FED Tarihi Eylülde 25 ve 50 İndirim İçin Ne Söylüyor?

0
133

Geçtiğimiz iki ayda ABD’de enflasyon verilerinin düşmesi, Federal Reserve’in (Fed) faizleri indirip indirmeyeceği konusunu gündeme taşımıştı. Temmuz ayında %3,2 ve Ağustos ayında %2,9 olarak açıklanan enflasyon oranları, Fed’in %2 hedefine yaklaşıldığını gösteriyor. Bu gelişmeler sonucunda, faiz indirimi konusu yatırımcılar ve ekonomistler arasında yoğun bir şekilde tartışılmaya başlandı.

Ekonomistlerin büyük bir kısmı, Fed’in 18 Eylül 2024’te faiz indirimine gitmesini bekliyordu. Bu beklenti, borsalarda, altın ve kripto para piyasalarında tarihi zirvelerin görülebileceği yönünde bir öngörü oluşturdu. Ancak, bu süreçte piyasalarda dalgalanmalar yaşandı çünkü birçok yatırımcı Fed’in kararına kadar temkinli hareket etmeyi tercih etti. Özellikle tarım dışı istihdam verilerinin beklenenden kötü gelmesi, bazı ekonomistlerin Fed’in faiz düşürmesiyle birlikte bir resesyon yaşanacağı ve borsaların çökebileceği endişelerini dile getirmesine yol açtı.

Yapılan anketlere göre, ekonomistlerin çoğunluğu Fed’in 18 Eylül’de faiz oranını 25 baz puan düşüreceğini bekliyordu.
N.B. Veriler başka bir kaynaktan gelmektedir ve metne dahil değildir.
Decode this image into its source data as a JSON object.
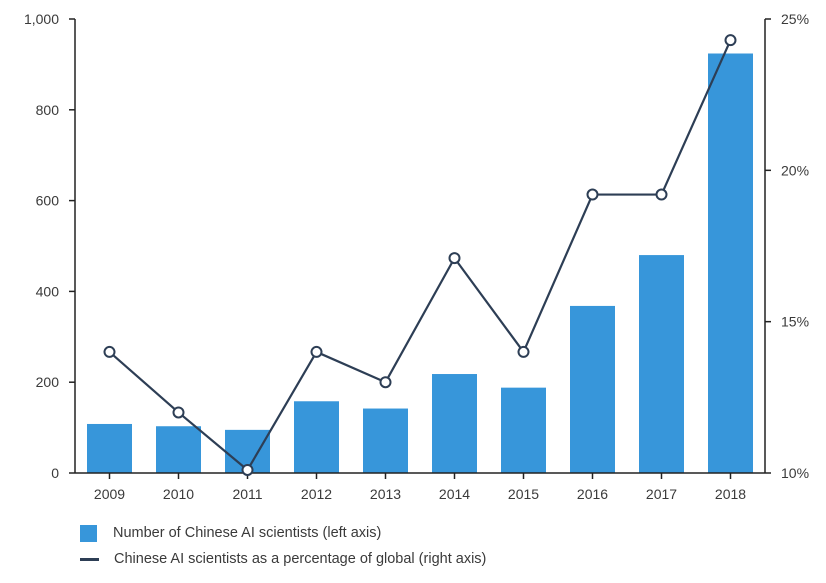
{
  "colors": {
    "bar": "#3796da",
    "line": "#2d3e55",
    "axis": "#222222",
    "text": "#3a3a3a"
  },
  "chart_data": {
    "type": "bar",
    "categories": [
      "2009",
      "2010",
      "2011",
      "2012",
      "2013",
      "2014",
      "2015",
      "2016",
      "2017",
      "2018"
    ],
    "series": [
      {
        "name": "Number of Chinese AI scientists (left axis)",
        "type": "bar",
        "axis": "left",
        "values": [
          108,
          103,
          95,
          158,
          142,
          218,
          188,
          368,
          480,
          924
        ]
      },
      {
        "name": "Chinese AI scientists as a percentage of global (right axis)",
        "type": "line",
        "axis": "right",
        "unit": "%",
        "values": [
          14.0,
          12.0,
          10.1,
          14.0,
          13.0,
          17.1,
          14.0,
          19.2,
          19.2,
          24.3
        ]
      }
    ],
    "left_axis": {
      "ylim": [
        0,
        1000
      ],
      "ticks": [
        0,
        200,
        400,
        600,
        800,
        1000
      ],
      "tick_labels": [
        "0",
        "200",
        "400",
        "600",
        "800",
        "1,000"
      ]
    },
    "right_axis": {
      "ylim": [
        10,
        25
      ],
      "ticks": [
        10,
        15,
        20,
        25
      ],
      "tick_labels": [
        "10%",
        "15%",
        "20%",
        "25%"
      ]
    },
    "title": "",
    "xlabel": "",
    "ylabel": "",
    "grid": false,
    "legend_position": "bottom-left",
    "legend": [
      "Number of Chinese AI scientists (left axis)",
      "Chinese AI scientists as a percentage of global (right axis)"
    ]
  }
}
Ayrıca, 2024 yılının geri kalanında iki kez daha faiz indirimi yapılacağı öngörülüyordu. Bununla birlikte, enflasyonun ilk çeyrekte beklenenden yüksek gelmesi, Fed’in temkinli davranmasına neden olmuş ve faiz indirimi beklentilerini geciktirmişti. Ancak, yılın ikinci yarısında enflasyonun yavaşlamasıyla birlikte, Fed’in faiz indirimi için uygun bir ortam oluştuğu düşünülüyor​. Peki geçmiş yıllarda benzer durumda başımıza ne geldi bunu referans alabilir miyiz.
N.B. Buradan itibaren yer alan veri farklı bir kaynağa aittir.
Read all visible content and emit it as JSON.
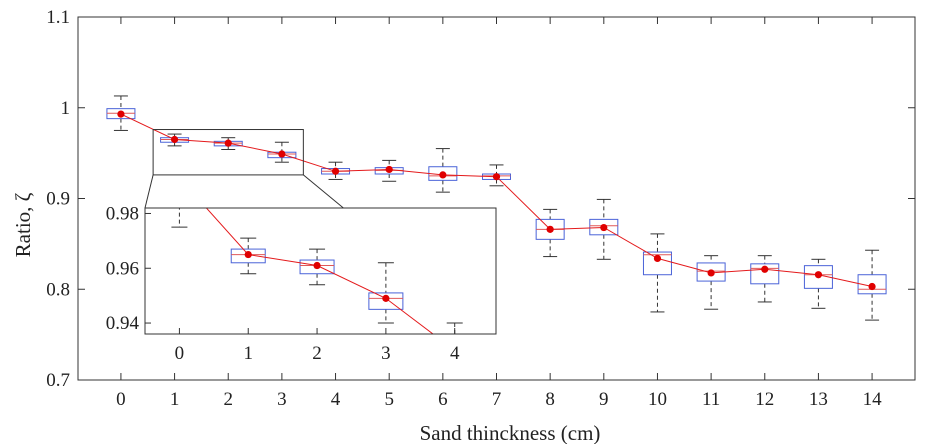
{
  "chart_data": {
    "type": "box",
    "title": "",
    "xlabel": "Sand thinckness (cm)",
    "ylabel": "Ratio, ζ",
    "xlim": [
      -0.8,
      14.8
    ],
    "ylim": [
      0.7,
      1.1
    ],
    "xticks": [
      0,
      1,
      2,
      3,
      4,
      5,
      6,
      7,
      8,
      9,
      10,
      11,
      12,
      13,
      14
    ],
    "yticks": [
      0.7,
      0.8,
      0.9,
      1.0
    ],
    "ytick_labels": [
      "0.7",
      "0.8",
      "0.9",
      "1"
    ],
    "top_tick_label": "1.1",
    "x": [
      0,
      1,
      2,
      3,
      4,
      5,
      6,
      7,
      8,
      9,
      10,
      11,
      12,
      13,
      14
    ],
    "means": [
      0.993,
      0.965,
      0.961,
      0.949,
      0.93,
      0.932,
      0.926,
      0.924,
      0.866,
      0.868,
      0.834,
      0.818,
      0.822,
      0.816,
      0.803
    ],
    "boxes": [
      {
        "x": 0,
        "whisker_low": 0.975,
        "q1": 0.988,
        "median": 0.994,
        "q3": 0.999,
        "whisker_high": 1.013
      },
      {
        "x": 1,
        "whisker_low": 0.958,
        "q1": 0.962,
        "median": 0.965,
        "q3": 0.967,
        "whisker_high": 0.971
      },
      {
        "x": 2,
        "whisker_low": 0.954,
        "q1": 0.958,
        "median": 0.961,
        "q3": 0.963,
        "whisker_high": 0.967
      },
      {
        "x": 3,
        "whisker_low": 0.94,
        "q1": 0.945,
        "median": 0.949,
        "q3": 0.951,
        "whisker_high": 0.962
      },
      {
        "x": 4,
        "whisker_low": 0.921,
        "q1": 0.927,
        "median": 0.93,
        "q3": 0.933,
        "whisker_high": 0.94
      },
      {
        "x": 5,
        "whisker_low": 0.919,
        "q1": 0.927,
        "median": 0.931,
        "q3": 0.934,
        "whisker_high": 0.942
      },
      {
        "x": 6,
        "whisker_low": 0.907,
        "q1": 0.92,
        "median": 0.925,
        "q3": 0.935,
        "whisker_high": 0.955
      },
      {
        "x": 7,
        "whisker_low": 0.914,
        "q1": 0.921,
        "median": 0.925,
        "q3": 0.927,
        "whisker_high": 0.937
      },
      {
        "x": 8,
        "whisker_low": 0.836,
        "q1": 0.855,
        "median": 0.866,
        "q3": 0.877,
        "whisker_high": 0.888
      },
      {
        "x": 9,
        "whisker_low": 0.833,
        "q1": 0.86,
        "median": 0.87,
        "q3": 0.877,
        "whisker_high": 0.899
      },
      {
        "x": 10,
        "whisker_low": 0.775,
        "q1": 0.816,
        "median": 0.838,
        "q3": 0.841,
        "whisker_high": 0.861
      },
      {
        "x": 11,
        "whisker_low": 0.778,
        "q1": 0.809,
        "median": 0.82,
        "q3": 0.829,
        "whisker_high": 0.837
      },
      {
        "x": 12,
        "whisker_low": 0.786,
        "q1": 0.806,
        "median": 0.823,
        "q3": 0.828,
        "whisker_high": 0.837
      },
      {
        "x": 13,
        "whisker_low": 0.779,
        "q1": 0.801,
        "median": 0.816,
        "q3": 0.826,
        "whisker_high": 0.833
      },
      {
        "x": 14,
        "whisker_low": 0.766,
        "q1": 0.795,
        "median": 0.8,
        "q3": 0.816,
        "whisker_high": 0.843
      }
    ],
    "inset": {
      "xlim": [
        -0.5,
        4.6
      ],
      "ylim": [
        0.936,
        0.982
      ],
      "xticks": [
        0,
        1,
        2,
        3,
        4
      ],
      "yticks": [
        0.94,
        0.96,
        0.98
      ],
      "ytick_labels": [
        "0.94",
        "0.96",
        "0.98"
      ],
      "zoom_region": {
        "x": [
          0.6,
          3.4
        ],
        "y": [
          0.926,
          0.976
        ]
      }
    },
    "colors": {
      "box": "#4a63d8",
      "median": "#e05858",
      "whisker": "#333333",
      "line": "#e41a1c",
      "marker": "#e00000",
      "axis": "#333333"
    }
  }
}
Fed Tarihinde Alınmış Faiz Kararları

2007 yılında da şu anki gibi faiz oranı %5,25 seviyesindeydi ve Fed, yaklaşık iki yıldır sıkı bir para politikası izliyordu. O dönemde de, faiz indiriminin 25 baz puan mı yoksa 50 baz puan mı olacağı, ekonomistler arasında büyük bir tartışma konusuydu. Nihayetinde, Fed beklentilere yanıt vererek 50 baz puanlık bir faiz indirimi gerçekleştirdi. Bu adım, piyasalar üzerinde ciddi bir etki yaratarak önemli bir yükselişe neden olmuştu ve borsalar zirveyi görerek son 4 yılın en yüksek noktasına ulaşmıştı.
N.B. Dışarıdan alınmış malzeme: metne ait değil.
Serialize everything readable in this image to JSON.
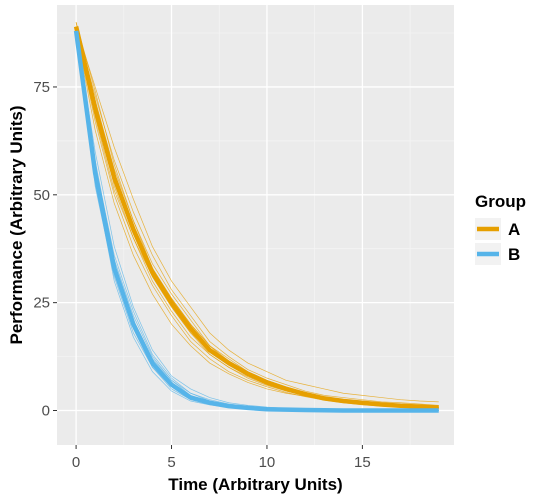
{
  "chart_data": {
    "type": "line",
    "xlabel": "Time (Arbitrary Units)",
    "ylabel": "Performance (Arbitrary Units)",
    "xlim": [
      -1,
      19.8
    ],
    "ylim": [
      -8,
      94
    ],
    "x_ticks": [
      0,
      5,
      10,
      15
    ],
    "y_ticks": [
      0,
      25,
      50,
      75
    ],
    "x_tick_labels": [
      "0",
      "5",
      "10",
      "15"
    ],
    "y_tick_labels": [
      "0",
      "25",
      "50",
      "75"
    ],
    "grid": true,
    "legend_position": "right",
    "legend_title": "Group",
    "x": [
      0,
      1,
      2,
      3,
      4,
      5,
      6,
      7,
      8,
      9,
      10,
      11,
      12,
      13,
      14,
      15,
      16,
      17,
      18,
      19
    ],
    "series": [
      {
        "name": "A",
        "color": "#E69F00",
        "values": [
          89,
          70,
          54,
          42,
          32,
          25,
          19,
          14,
          11,
          8.5,
          6.5,
          5,
          3.8,
          2.8,
          2.2,
          1.8,
          1.4,
          1.1,
          0.9,
          0.7
        ],
        "replicates": [
          [
            89,
            75,
            61,
            49,
            38,
            30,
            24,
            18,
            14,
            11,
            9,
            7,
            6,
            5,
            4,
            3.5,
            3,
            2.5,
            2.2,
            2
          ],
          [
            88,
            65,
            48,
            36,
            27,
            20,
            15,
            11,
            8.5,
            6.5,
            5,
            4,
            3.3,
            2.5,
            2,
            1.6,
            1.2,
            1,
            0.8,
            0.6
          ],
          [
            89,
            72,
            56,
            44,
            34,
            27,
            21,
            15,
            12,
            9,
            7,
            5.5,
            4.2,
            3.2,
            2.5,
            2,
            1.6,
            1.2,
            1,
            0.8
          ],
          [
            90,
            68,
            51,
            40,
            30,
            23,
            17,
            13,
            10,
            7.5,
            5.8,
            4.5,
            3.5,
            2.6,
            2,
            1.5,
            1.2,
            0.9,
            0.7,
            0.5
          ],
          [
            89,
            73,
            58,
            46,
            36,
            28,
            22,
            16,
            12.5,
            9.5,
            7.5,
            6,
            4.5,
            3.5,
            3,
            2.5,
            2,
            1.8,
            1.5,
            1.2
          ],
          [
            88,
            67,
            50,
            38,
            29,
            22,
            16,
            12,
            9,
            7,
            5.5,
            4.2,
            3.2,
            2.4,
            1.8,
            1.3,
            1,
            0.8,
            0.6,
            0.4
          ],
          [
            89,
            70,
            53,
            41,
            31,
            24,
            18,
            14,
            10.5,
            8,
            6.2,
            4.8,
            3.7,
            2.9,
            2.2,
            1.7,
            1.3,
            1,
            0.8,
            0.6
          ],
          [
            90,
            74,
            57,
            44,
            33,
            26,
            20,
            15,
            11.5,
            9,
            7,
            5.4,
            4.1,
            3.1,
            2.4,
            1.9,
            1.5,
            1.2,
            0.9,
            0.7
          ],
          [
            89,
            69,
            55,
            43,
            33,
            26,
            20,
            15,
            11,
            8.5,
            6.6,
            5,
            3.9,
            3,
            2.3,
            1.8,
            1.4,
            1.1,
            0.9,
            0.7
          ],
          [
            88,
            71,
            52,
            40,
            31,
            24,
            18,
            13,
            10,
            7.8,
            6,
            4.6,
            3.6,
            2.7,
            2.1,
            1.6,
            1.2,
            1,
            0.8,
            0.6
          ]
        ]
      },
      {
        "name": "B",
        "color": "#56B4E9",
        "values": [
          88,
          55,
          33,
          20,
          11,
          6,
          3,
          1.8,
          1,
          0.6,
          0.3,
          0.2,
          0.1,
          0.05,
          0,
          0,
          0,
          0,
          0,
          0
        ],
        "replicates": [
          [
            88,
            60,
            38,
            24,
            14,
            8,
            5,
            3,
            1.8,
            1.2,
            0.8,
            0.5,
            0.3,
            0.2,
            0.1,
            0.1,
            0,
            0,
            0,
            0
          ],
          [
            89,
            52,
            31,
            18,
            10,
            5,
            2.5,
            1.5,
            0.8,
            0.4,
            0.2,
            0.1,
            0,
            0,
            0,
            0,
            0,
            0,
            0,
            0
          ],
          [
            88,
            56,
            34,
            21,
            12,
            7,
            4,
            2.5,
            1.5,
            1,
            0.6,
            0.4,
            0.2,
            0.1,
            0,
            0,
            0,
            0,
            0,
            0
          ],
          [
            87,
            54,
            32,
            19,
            10,
            5.5,
            2.8,
            1.6,
            0.9,
            0.5,
            0.3,
            0.2,
            0.1,
            0,
            0,
            0,
            0,
            0,
            0,
            0
          ],
          [
            89,
            58,
            35,
            22,
            12.5,
            7,
            3.5,
            2,
            1.2,
            0.7,
            0.4,
            0.2,
            0.1,
            0.05,
            0,
            0,
            0,
            0,
            0,
            0
          ],
          [
            88,
            53,
            30,
            17,
            9,
            4.5,
            2.2,
            1.3,
            0.7,
            0.4,
            0.2,
            0.1,
            0,
            0,
            0,
            0,
            0,
            0,
            0,
            0
          ],
          [
            87,
            57,
            36,
            23,
            13,
            7.5,
            4,
            2.2,
            1.3,
            0.8,
            0.5,
            0.3,
            0.2,
            0.1,
            0,
            0,
            0,
            0,
            0,
            0
          ],
          [
            88,
            55,
            33,
            20,
            11,
            6,
            3,
            1.8,
            1,
            0.6,
            0.3,
            0.2,
            0.1,
            0.05,
            0,
            0,
            0,
            0,
            0,
            0
          ]
        ]
      }
    ]
  }
}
Ancak, bu faiz indiriminin ardından finansal piyasalar kısa vadeli bir rahatlama yaşasa da, 2008 mali krizi tam anlamıyla patlak verdi. Birçok ekonomistin görüşü göre durum ve koşulların o zamankinden çok daha farklı olduğu ve o zamanki gibi bir krizin gelmeyeceği yönünde. O dönemde dahi uzun vadede ucuz kredilenen şirketlerin yatırımlarını artırması işsizliğin azalmasıyla birlikte piyasaların 1-1,5 yıl sonra toparlandığı ve ciddi yükselişe geçtiği görüldü. Bu durum, Fed’in faiz indirimleriyle ekonomiyi ne ölçüde destekleyebileceği konusunda önemli bir ders niteliğindeydi. Faiz indiriminin tek başına yeterli olmadığı, finansal sistemdeki temel zayıflıkların da ele alınması gerektiği bu süreçte açıkça görüldü. Şimdi, 2024’te de benzer bir senaryoyla karşı karşıyayız: Faiz indirimi beklentisi var, ancak piyasaların bu indirime nasıl tepki vereceği ve uzun vadede ne tür sonuçlar doğuracağı konusunda belirsizlik devam ediyor.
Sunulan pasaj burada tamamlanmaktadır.